If it’s not a one-off and a family member keeps swearing, meaning your toddler is continuously copying them, you might want to address it with your family member before you do anything else, adds Macdonald. Then you can speak to your toddler and gently explain in very simple terms that it’s not a good word to use, and that the person who said it made a mistake by saying it.
If your school age child learns swear words
As your child grows and starts going to school and on playdates, they’ll likely start hearing obscenities from other children and possibly even their older siblings and parents. They might then come home and repeat what they’ve heard, leaving you either amused or aghast – or both.

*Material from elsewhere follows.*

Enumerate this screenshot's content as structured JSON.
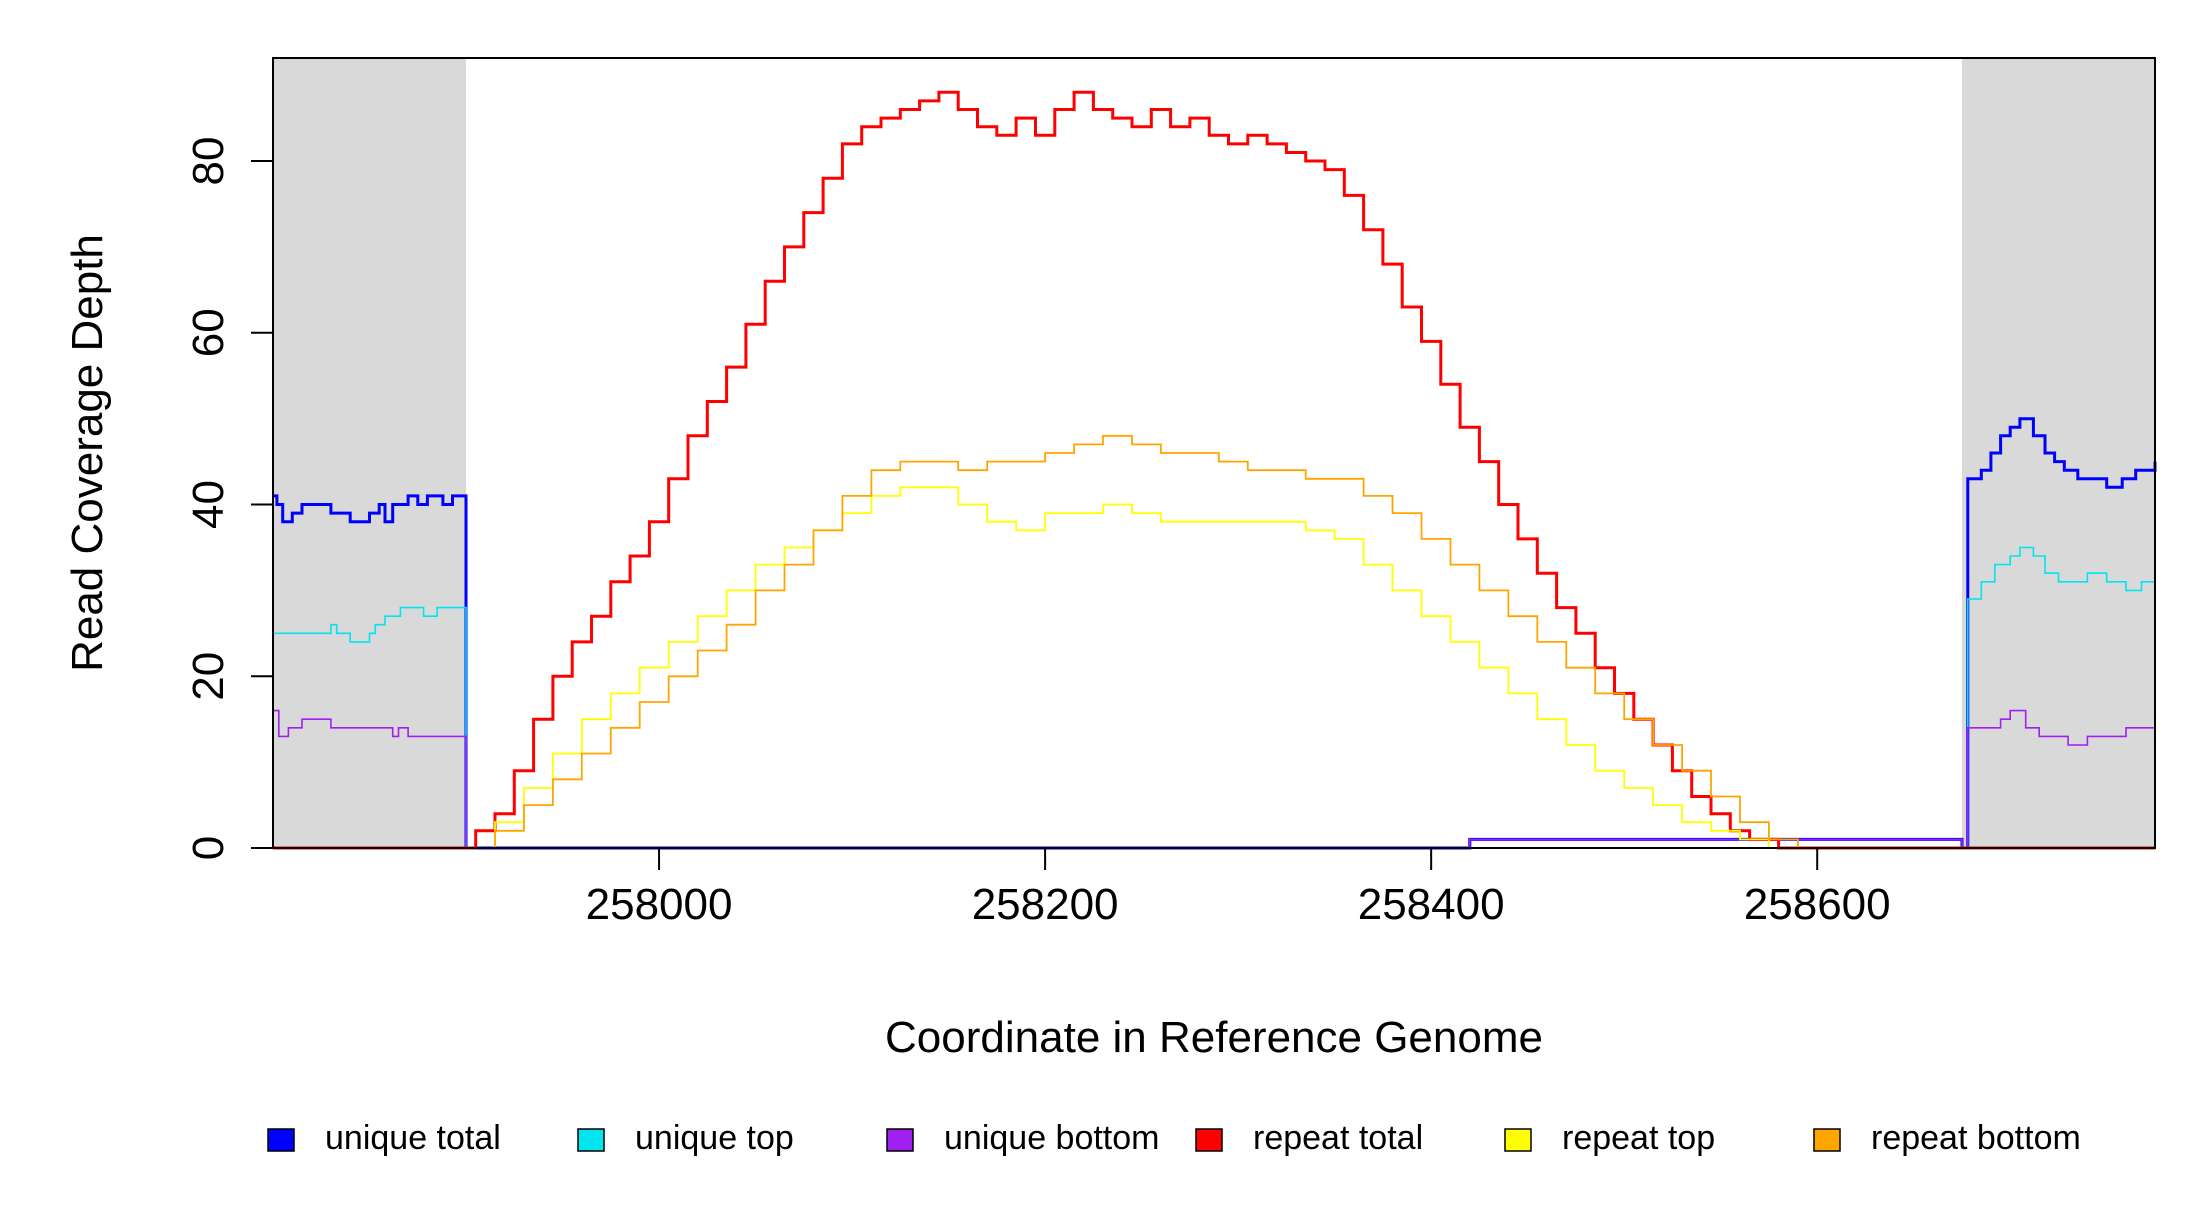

If this happens, therapists recommend explaining to your child in a calm way why it’s not ok to say those words. Sometimes you might want to explain what the words mean, but in an age appropriate way, and discuss how rude, insulting or hurtful these words can be for other people.
You could explain that swear words are not well-received by teachers and people in other social settings, or even that even adults shouldn’t really say those words at work.

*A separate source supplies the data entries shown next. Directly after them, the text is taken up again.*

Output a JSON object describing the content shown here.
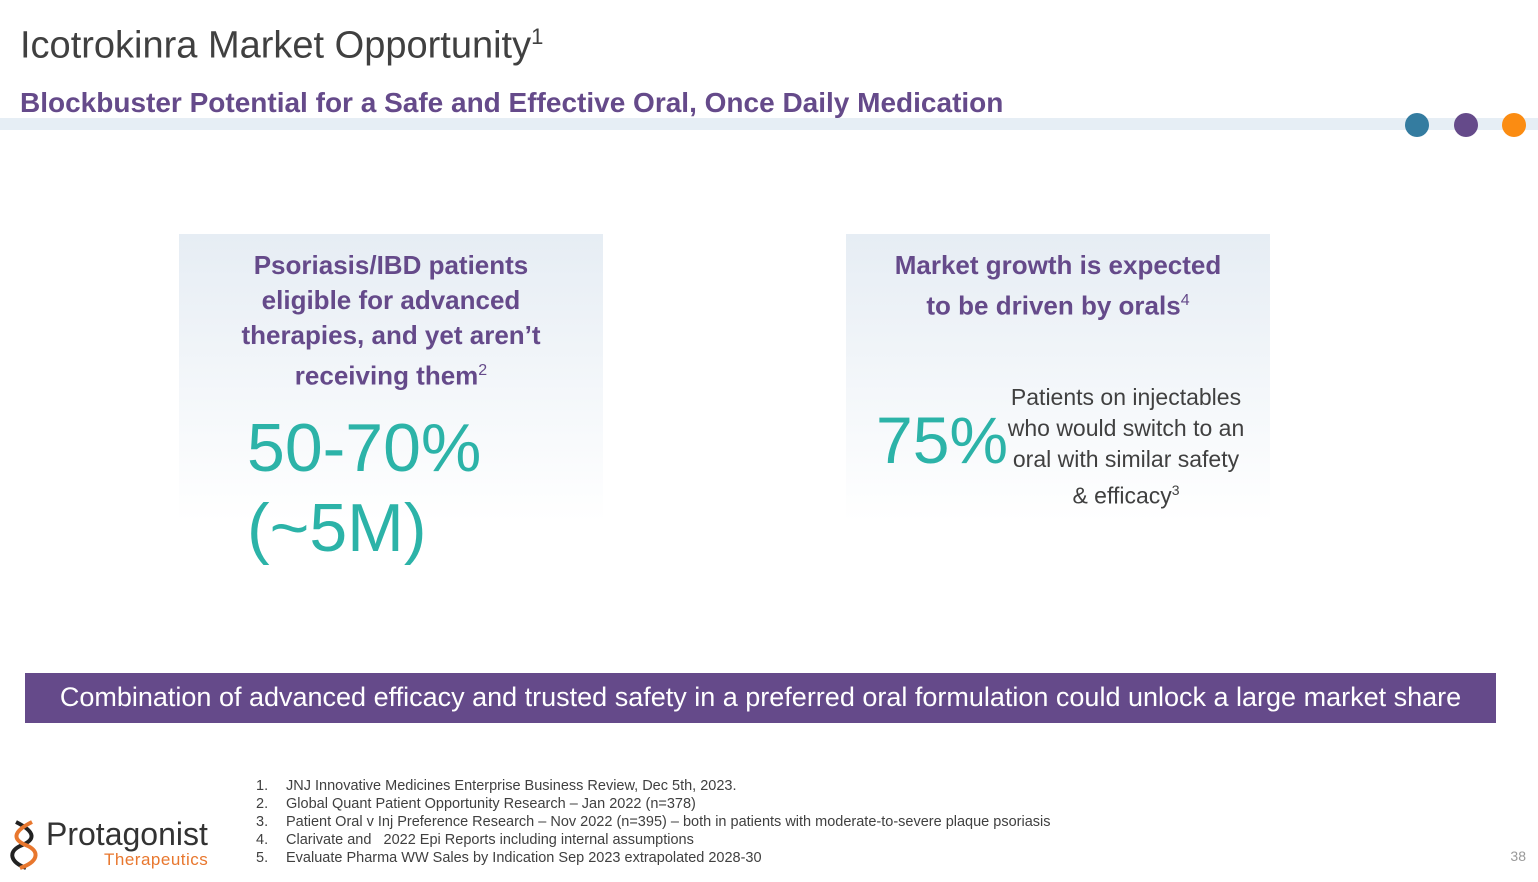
{
  "header": {
    "title": "Icotrokinra Market Opportunity",
    "title_sup": "1",
    "subtitle": "Blockbuster Potential for a Safe and Effective Oral, Once Daily Medication"
  },
  "colors": {
    "dots": [
      "#347ca0",
      "#654a8a",
      "#fb8c12"
    ],
    "purple": "#654a8a",
    "teal": "#2cb3a8"
  },
  "card_left": {
    "heading": "Psoriasis/IBD patients eligible for advanced therapies, and yet aren’t receiving them",
    "heading_sup": "2",
    "value_line1": "50-70%",
    "value_line2": "(~5M)"
  },
  "card_right": {
    "heading": "Market growth is expected to be driven by orals",
    "heading_sup": "4",
    "value": "75%",
    "description": "Patients on injectables who would switch to an oral with similar safety & efficacy",
    "description_sup": "3"
  },
  "banner": "Combination of advanced efficacy and trusted safety in a preferred oral formulation could unlock a large market share",
  "references": [
    {
      "n": "1.",
      "text": "JNJ Innovative Medicines Enterprise Business Review, Dec 5th, 2023."
    },
    {
      "n": "2.",
      "text": "Global Quant Patient Opportunity Research – Jan 2022 (n=378)"
    },
    {
      "n": "3.",
      "text": "Patient Oral v Inj Preference Research – Nov 2022 (n=395) – both in patients with moderate-to-severe plaque psoriasis"
    },
    {
      "n": "4.",
      "text": "Clarivate and   2022 Epi Reports including internal assumptions"
    },
    {
      "n": "5.",
      "text": "Evaluate Pharma WW Sales by Indication Sep 2023 extrapolated 2028-30"
    }
  ],
  "logo": {
    "name": "Protagonist",
    "sub": "Therapeutics"
  },
  "page_number": "38"
}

In this instance it’s all about being gently curious about what it is your child is trying to communicate. Are they angry? Bored? Frustrated? Or just trying to be funny? Once you’ve determined this, try to find a different word to use in that context instead. “You could think of some funny and silly words to use that are personal to you as a family, or simply replace the ‘S word’ for sugar, for example,” says school and family therapist LJ Jones.
“Remember, children learn these words and use them to try and communicate – they are not trying to be rude or hurtful, they are just developing their verbal skills and imitation is a huge part of development.
“Whether you find it funny or frightening, it is crucial not to overreact!”
If your teen is swearing like a trooper
When it comes to teens, things can get a bit more tricky – swearing becomes a way to feel cool and empowered, and show off to their friends. “Teens are looking to assert their independence, but they can also have so much going on with their own pressures at school, friendships and their own identity,” says Macdonald, “so being able to let off some steam can help.”
That said, you still need to set some boundaries if you don’t like them swearing in your home. The goal, says Macdonald, is to be able to let your teen know in a calm moment why swearing is not OK for you.
“Be aware that your teen is a fellow human, and swearing may be a way of them wanting to communicate just how things are for them, so not shutting them down but instead opening up,” she explains.
“Give them the space to hear why you don’t feel OK hearing them swear, but also hear their own thoughts about what it was that caused them to swear.”
It’s not going to music to your ears, but Jones says it’s probably going to be difficult – sometimes even impossible – to stop your teen from swearing full stop. “But what you can do is at least educate them on why it is important that they know how to conduct themselves appropriately and respectfully in public,” she says, “and what expectations you have as a parent and within your home.”
Simply demanding that your teen stops swearing probably won’t work – and might actually just result in them shutting down, or rebelling further, suggests Jones.
“A positive approach would be to set the standards for your home in a more fun way, such as a ‘swear jar’ or ‘no swearing zone’, or to even implement incentives,” she adds.
And if you’re a bit of a potty mouth yourself, you can’t really expect your teen to keep it squeaky clean.
“Teens are known to believe that parents and other adults do not usually ‘practice what they preach’,” adds Jones, “so it can be useful for parents to discourage swearing by vowing to tackle their own use of swear words.”